Good, thanks. Just on a night out so can't really talk. Take care.
OK, this isn't a complete dismissal like last time. She's just busy. I can deal with busy.
OK, sorry. Talk soon xx, I type back quickly. It's seen five minutes later.
I secretly hope for an acknowledgement back, preferably in the form of a kiss, but I'm not surprised when I don't get one. She's out with her friends, so I'm not really expecting a response.
I stand up, run excitedly towards the pool and fling myself into the deep end with a flourish, laughing out loud under the water so the sound distorts into some sort of robotic hysteria; I feel as though finally we might just be getting somewhere.
This latest development serves as motivation for another hour's swimming, after which I haul myself out of the water, wrap myself in a towel and collapse on a sunlounger, tired but happy. I snooze for a hour in the shade and wake up mid-afternoon feeling better than I have done in weeks. I reach for my phone, but there is nothing new from Jess.
I remember back to my conversation with Louis backstage, and his point that she hadn't said no to staying friends. In fact, now I think about it, she didn't really answer me at all.
Feeling reckless, I type out another text to her, and press Send before I can change my mind.
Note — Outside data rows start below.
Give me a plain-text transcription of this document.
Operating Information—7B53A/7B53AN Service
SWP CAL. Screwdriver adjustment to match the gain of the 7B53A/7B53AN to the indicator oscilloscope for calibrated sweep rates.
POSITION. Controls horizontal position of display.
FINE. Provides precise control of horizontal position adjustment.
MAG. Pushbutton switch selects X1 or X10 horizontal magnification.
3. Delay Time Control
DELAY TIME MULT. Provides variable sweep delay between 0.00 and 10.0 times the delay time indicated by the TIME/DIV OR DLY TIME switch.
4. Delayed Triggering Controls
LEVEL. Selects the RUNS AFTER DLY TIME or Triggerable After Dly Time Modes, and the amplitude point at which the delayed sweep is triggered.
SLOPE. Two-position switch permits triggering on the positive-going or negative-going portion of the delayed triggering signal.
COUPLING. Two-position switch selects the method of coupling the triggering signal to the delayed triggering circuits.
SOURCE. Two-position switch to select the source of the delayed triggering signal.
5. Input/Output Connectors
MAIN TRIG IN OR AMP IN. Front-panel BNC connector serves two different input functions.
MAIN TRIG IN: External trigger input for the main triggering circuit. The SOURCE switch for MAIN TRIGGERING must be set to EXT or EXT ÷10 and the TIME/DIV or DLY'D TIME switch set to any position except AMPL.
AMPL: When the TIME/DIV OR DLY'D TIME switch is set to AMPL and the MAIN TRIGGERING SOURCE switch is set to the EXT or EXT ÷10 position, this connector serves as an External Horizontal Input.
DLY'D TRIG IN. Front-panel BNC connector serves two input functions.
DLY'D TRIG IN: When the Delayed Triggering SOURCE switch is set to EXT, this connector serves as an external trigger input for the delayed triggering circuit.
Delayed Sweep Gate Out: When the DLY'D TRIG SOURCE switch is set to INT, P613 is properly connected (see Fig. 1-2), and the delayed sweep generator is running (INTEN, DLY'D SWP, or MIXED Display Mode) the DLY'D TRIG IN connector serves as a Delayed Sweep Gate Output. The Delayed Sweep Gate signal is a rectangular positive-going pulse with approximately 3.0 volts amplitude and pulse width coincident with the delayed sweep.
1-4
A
You never answered my question about staying friends? :) x
I'm not anticipating a reply from her very soon considering she is on a night out, so I am surprised when a text comes through about ten minutes later.
Yes I did. And I don't wish you any bad feeling, but I don't see the point in keeping in touch. It's not like we're going to meet up for coffee. Better all round if we both just move on.
My heart begins kicking a nervous beat as disappointment creeps through my veins. Her tone seems different to earlier; there are no kisses, and her words come across as firm and final. Does she really want me out of her life for good? Why wouldn't we meet for coffee if we stayed friends?
I think back to March when I met her after work in the Costa opposite her office. It would be good to do that again. It would be good just to lay eyes on her again, no matter what the circumstances.
I hadn't been planning on asking her to meet me quite this soon - I'd been hoping to build things up slowly and regain a bit of her trust. But seeing as she has mentioned it, I feel I have no option but to bring it up. Here goes...
I was hoping maybe we could? Meet up for coffee, I mean x
Does that sound pathetic and desperate? Fuck.
The message is read almost immediately, and my heart jumps as I see the bubbles dancing. I barely have time to consider whether an immediate reply will be a good thing or a bad thing before it pops up.
Why?
It's not a no. IT'S NOT A NO!
I type back as quickly as I can, eager not to lose her while she is engaging with me. I make numerous typos and spend longer hitting backspace and correcting my mistakes than I do actually typing the message.
Just thought it would be good to catch up. I'll be home in August, I was hoping maybe I could see you x
I wait with bated breath for her reply, my stomach in knots. The bubbles appear and I watch the screen while she seals the fate of our relationship in one hundred and sixty characters.
Sorry, but I don't think that's a good idea. Enjoy your time off though, and I hope the US dates go well.
And with a new stab of misery, we're back to square one.